Does T2 have any biological activity? Studies show that it does. In one study, rats were fed a high fat diet, and some rats were given T2 for 30 days, while the control rats were not. The T2 group showed reduced fat accumulation, triglycerides, cholesterol, fat content of the liver, and body weight, when compared to the control rats fed the same high fat diet, who were not given T2.  Those with impaired T4 to T3 conversion would also have impaired conversion to T2, because the same enzyme performs both types of conversion. T3 and rT3 are the precursors to T2, and desiccated thyroid provides both forms, so the essential raw material is more available to someone taking this type of medication than T4 alone. Anecdotally, this may explain why some people are unable to lose weight while on T4, but then lose the weight when they switch to desiccated thyroid. Interestingly, enzymes convert T2 from both T3 and rT3, but it is rapidly converted from rT3, and only slowly from T3. 

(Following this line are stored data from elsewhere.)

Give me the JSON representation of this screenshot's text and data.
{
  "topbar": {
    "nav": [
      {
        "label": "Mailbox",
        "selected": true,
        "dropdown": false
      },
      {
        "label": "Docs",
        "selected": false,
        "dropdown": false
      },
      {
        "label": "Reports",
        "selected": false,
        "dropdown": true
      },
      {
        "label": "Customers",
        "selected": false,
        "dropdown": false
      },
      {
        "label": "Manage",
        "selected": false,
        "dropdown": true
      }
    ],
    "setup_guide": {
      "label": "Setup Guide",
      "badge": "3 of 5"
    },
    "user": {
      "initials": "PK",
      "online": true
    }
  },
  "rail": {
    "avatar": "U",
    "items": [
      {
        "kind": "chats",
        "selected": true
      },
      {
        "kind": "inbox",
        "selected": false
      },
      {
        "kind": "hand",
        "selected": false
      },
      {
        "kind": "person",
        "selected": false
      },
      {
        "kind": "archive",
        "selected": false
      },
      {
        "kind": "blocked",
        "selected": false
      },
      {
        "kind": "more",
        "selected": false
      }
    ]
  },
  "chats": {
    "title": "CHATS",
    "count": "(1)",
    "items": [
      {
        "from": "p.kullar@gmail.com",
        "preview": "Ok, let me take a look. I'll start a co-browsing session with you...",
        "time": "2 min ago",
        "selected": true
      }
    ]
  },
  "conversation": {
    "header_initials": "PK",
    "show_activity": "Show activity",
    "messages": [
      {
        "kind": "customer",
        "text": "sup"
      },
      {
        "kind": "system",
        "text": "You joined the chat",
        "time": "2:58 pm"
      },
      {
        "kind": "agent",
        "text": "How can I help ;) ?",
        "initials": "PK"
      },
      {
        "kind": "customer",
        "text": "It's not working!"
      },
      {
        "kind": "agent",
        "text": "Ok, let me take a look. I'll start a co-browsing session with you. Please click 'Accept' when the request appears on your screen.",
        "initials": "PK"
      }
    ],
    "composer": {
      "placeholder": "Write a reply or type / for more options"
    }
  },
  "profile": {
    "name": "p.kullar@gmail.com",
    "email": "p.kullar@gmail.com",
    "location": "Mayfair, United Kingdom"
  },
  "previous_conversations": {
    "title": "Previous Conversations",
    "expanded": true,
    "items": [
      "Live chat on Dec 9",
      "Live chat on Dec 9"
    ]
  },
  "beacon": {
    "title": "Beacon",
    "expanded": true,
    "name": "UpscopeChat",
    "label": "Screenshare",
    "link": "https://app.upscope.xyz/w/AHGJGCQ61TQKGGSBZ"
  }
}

Many on desiccated thyroid have lab results that show a low in range Total and Free T4 when their Free T3 gets into the optimal range (upper half). This is because desiccated thyroid (pig thyroid) is approximately 80% T4, and 20% T3, while a normal human’s thyroid output is closer to 94% T4 and 6% T3.  The simple remedy for people who test low on T4 is to just add some synthetic T4 to their desiccated thyroid. Studies show that both T4 and T3 need to be optimal for mental and physical well-being. The brain and body are in two different compartments, and some organs prefer T4, others T3. 

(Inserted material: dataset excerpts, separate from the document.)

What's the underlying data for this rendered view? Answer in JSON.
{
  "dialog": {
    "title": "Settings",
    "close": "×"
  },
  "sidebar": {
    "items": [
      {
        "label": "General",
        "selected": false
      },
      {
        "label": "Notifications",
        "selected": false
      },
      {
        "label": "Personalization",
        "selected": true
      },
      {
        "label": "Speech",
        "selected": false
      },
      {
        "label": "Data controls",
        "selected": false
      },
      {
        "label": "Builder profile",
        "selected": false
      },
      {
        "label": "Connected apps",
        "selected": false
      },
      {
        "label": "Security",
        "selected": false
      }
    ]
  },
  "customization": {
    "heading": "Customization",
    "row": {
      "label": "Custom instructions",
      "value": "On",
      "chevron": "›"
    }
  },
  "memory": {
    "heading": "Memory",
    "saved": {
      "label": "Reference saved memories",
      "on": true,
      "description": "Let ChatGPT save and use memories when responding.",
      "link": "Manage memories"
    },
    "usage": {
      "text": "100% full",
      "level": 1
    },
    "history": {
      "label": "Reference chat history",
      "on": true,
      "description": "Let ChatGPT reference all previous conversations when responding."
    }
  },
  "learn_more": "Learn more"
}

Other people do not convert their T4 to T3 as readily, so their labs will look fine on desiccated thyroid, with both Total T4 and Free T3 in the optimal upper half of the range. Really poor converters will show Total T4 in the upper half, but Free T3 in the lower half. These people have underlying conversion problems that should be addressed. Are ferritin and cortisol optimal? Are there other drugs like beta blockers being taken that may interfere with conversion? Is the person diabetic? If all factors have been addressed, then the ideal dose might be desiccated thyroid + additional T3. Desiccated thyroid could be used as the base, with additional T4 or T3 added as necessary to bring the person’s thyroid labs into the optimal range, or to a point where they feel best. This is usually accomplished by trial and error.